なにも好きこのんで捕まっているわけではない

当時のブログより抜粋

2007年07月08日

 基本的なところでものすごく大きな誤解をされている可能性に思い当たった。まあフツーの人は裁判手続きのことにそう詳しいわけではないから仕方ないんだが。
 つまり、私が今なお拘束され続けているのは、強情を張って国家権力への対決姿勢を貫いているためであるという誤解をしている人はいないだろうか?
 そういうオトナゲナイ態度をやめて、不本意かもしれないが、すいませんと頭を下げれば今日明日にも釈放されるという誤解を。

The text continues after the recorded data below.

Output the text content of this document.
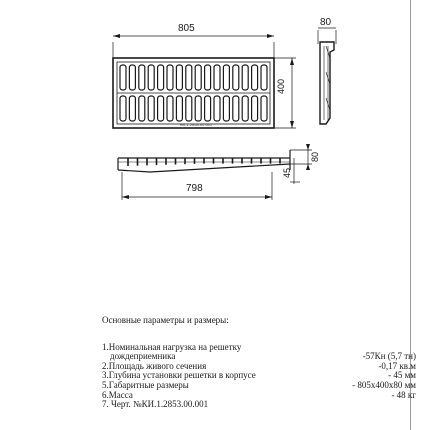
805
80
400
798
45
80
КИ-1.2853.00.001
Основные параметры и размеры:
1.Номинальная нагрузка на решетку
дождеприемника	-57Кн (5,7 тн)
2.Площадь живого сечения	-0,17 кв.м
3.Глубина установки решетки в корпусе	- 45 мм
5.Габаритные размеры	- 805х400х80 мм
6.Масса	- 48 кг
7. Черт. №КИ.1.2853.00.001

 もちろん少なくとも現段階ではそんなことはないのである。
 私はすでに6月20日に起訴されている。つまり「取調べ」の段階はとっくに終わっていて、今は単に裁判に向けて待機しているだけである。
 当然、警察や検察といった捜査機関側の人間と顔をあわせることもなく、だから万が一、私が今いきなり方針を変えて、反省を表明しようと思ってもそれはもうこの先の裁判で云うしかないのである。
 で、実を云うとちょっと後悔もしているのである。
 私の思い違いかもしれないが、たしか略式裁判というのは、判決後、「やっぱ納得できん」と云って改めて正式裁判を求めることができたんだったような気がする。
 略式裁判というのはその名のとおり、パッパッと簡略に終わらせてしまう裁判で、争点がなく、かつ軽微な犯罪について被告人が望めばおこなわれ、1日で終わってしまう。
 今回はもともと1万5000円の反則金を要求されていたわけで、略式裁判になってもおそらく「罰金1万5千円」の判決が出る。ただし「反則金」と違って「罰金」はあくまで正式な刑罰なので、前科になる。
 私の場合も、6月12日の逮捕から、6月20日の起訴までの間の「取調べ」の期間中に、「反省」を表明して、「何も争いませんから略式裁判にしてください」と云えばほんとにすぐ釈放されたのである。で、今はもう遅い、と。
 あくまで上記の私のおぼろげな記憶が正しければ、だが、今思えばいったん略式裁判を望み、釈放されるや否や態度をヒョーヘンさせて「あくまで正式裁判を要求する!」とやればよかったのだ。
 敵に対して誠実である必要はない、ということを私はすでに前回の投獄で学んでいる。
 もちろんいったん罪を認めるとその供述を覆すのは難しく、正式裁判でも不利にはなるのだが、どうせ公正な裁判を受けられるなんてハナから思ってないわけだし。こんなアホみたいな司法システムに、一秒たりとも律儀につきあいたくはないのだ本当は。ではなぜそうしなかったのかというと、単にウッカリしていたのだ!

 どうせ選挙でも裁判でも世の中は変えられない。政府転覆つまり革命だけが唯一の現実的な展望なのだ。